Célébrant cette communauté, le texte passe du « je » au « tu », s’interpellant pour se nommer, se faire être dans le grand silence du monde, ouvrant la langue à une manière d’universalité, faisant du sujet particulier son propre interlocuteur tout en faisant de sa voix celle de tous les hommes. Car le grand objet de Haas relève d’un champ ouvert à l’humanité, aux voix qui l’incarnent, toujours déplacées, comme en écho d’elles-mêmes et de celles de tous les autres, ceux qui demeurent éternellement sur le seuil d’une réalité qui leur échappe. L’écriture de Haas ressort au ressaisissement, à la réappropriation de toutes ses dimensions, à l’éclat de l’individu, du résistant. Son œuvre est celle d’une voix qui s’offre en sacrifice. N’écrit-il pas au commencement de son texte, dans une actualité frappante et involontaire : « c’est toujours, nuit et jour, la nuit d’Hérode sur Bethléem, dans Bethléem, et Bethléem est partout, le monde est Bethléem ».

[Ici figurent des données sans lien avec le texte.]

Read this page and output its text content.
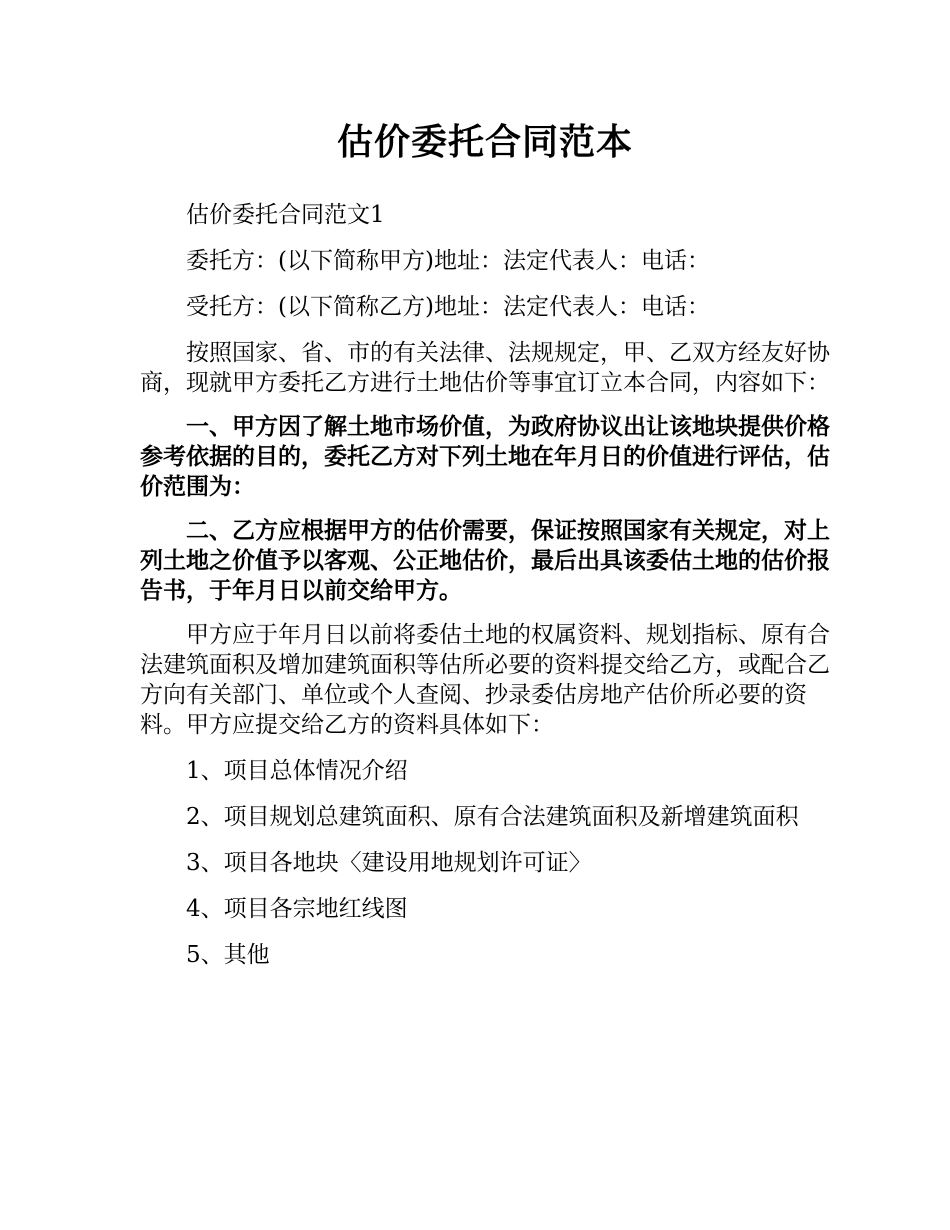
估价委托合同范本

估价委托合同范文1

委托方：(以下简称甲方)地址：法定代表人：电话：

受托方：(以下简称乙方)地址：法定代表人：电话：

按照国家、省、市的有关法律、法规规定，甲、乙双方经友好协商，现就甲方委托乙方进行土地估价等事宜订立本合同，内容如下：

一、甲方因了解土地市场价值，为政府协议出让该地块提供价格参考依据的目的，委托乙方对下列土地在年月日的价值进行评估，估价范围为：

二、乙方应根据甲方的估价需要，保证按照国家有关规定，对上列土地之价值予以客观、公正地估价，最后出具该委估土地的估价报告书，于年月日以前交给甲方。

甲方应于年月日以前将委估土地的权属资料、规划指标、原有合法建筑面积及增加建筑面积等估所必要的资料提交给乙方，或配合乙方向有关部门、单位或个人查阅、抄录委估房地产估价所必要的资料。甲方应提交给乙方的资料具体如下：

1、项目总体情况介绍

2、项目规划总建筑面积、原有合法建筑面积及新增建筑面积

3、项目各地块〈建设用地规划许可证〉

4、项目各宗地红线图

5、其他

Le roman conçu comme une augmentation incessante se nourrit ainsi de sa propre matière, il tente de redonner un avenir à la fiction, aux mots proférés pour survivre. Nous retrouvons ici tout des thèmes qui irriguaient le formidable premier roman de Haas (1), cette obstination à dire à partir de formes étrangères – les images et les textes, l’histoire et ses incarnations – l’innocence primitive, la confraternité salvatrice, le pouvoir des termes mêmes, ceux de l’art, de la vraie vie, celle qui mérite d’être partagée, l’ultime offrande et la plus nécessaire des résistances. Haas est un poète, un faiseur de langue, un mage en quelque sorte. Il fait don d’une langue qui dit une multiplicité d’histoires qui tentent de rétablir une certaine forme de communauté humaine, comme si la langue faisait encore se tenir les hommes ensemble, côte à côte. Il se fait le romancier d’un amour absolu, d’une voix qui s’établit pour dire l’amour fraternel, la compassion, le refus du renoncement. Haas s’apparente à un lutteur, à un Prométhée résistant à des divinités sauvages et brutales, à un combattant contre la violence et la monstruosité. Sa voix apparaît plus que jamais nécessaire pour la faire reculer, empêcher « le retour de l’homme vers la barbarie ». Il écrit un livre nécessaire et puissant, faisant croire, même pour un instant dilaté dans la lecture, que la nuit n’est pas une malédiction, que nous ne sommes pas vraiment seuls, que les gestes d’amour, les paroles fraternelles, gagnent un écho inoubliable dans le cœur des hommes, et qu’elle s’éclaire, par-delà le silence, de voix généreuses et obstinées, de mots qui laissent accroire que la beauté n’est pas vaine.

1. Dans la gueule de la baleine guerre, Seuil, cf. QL n° 958.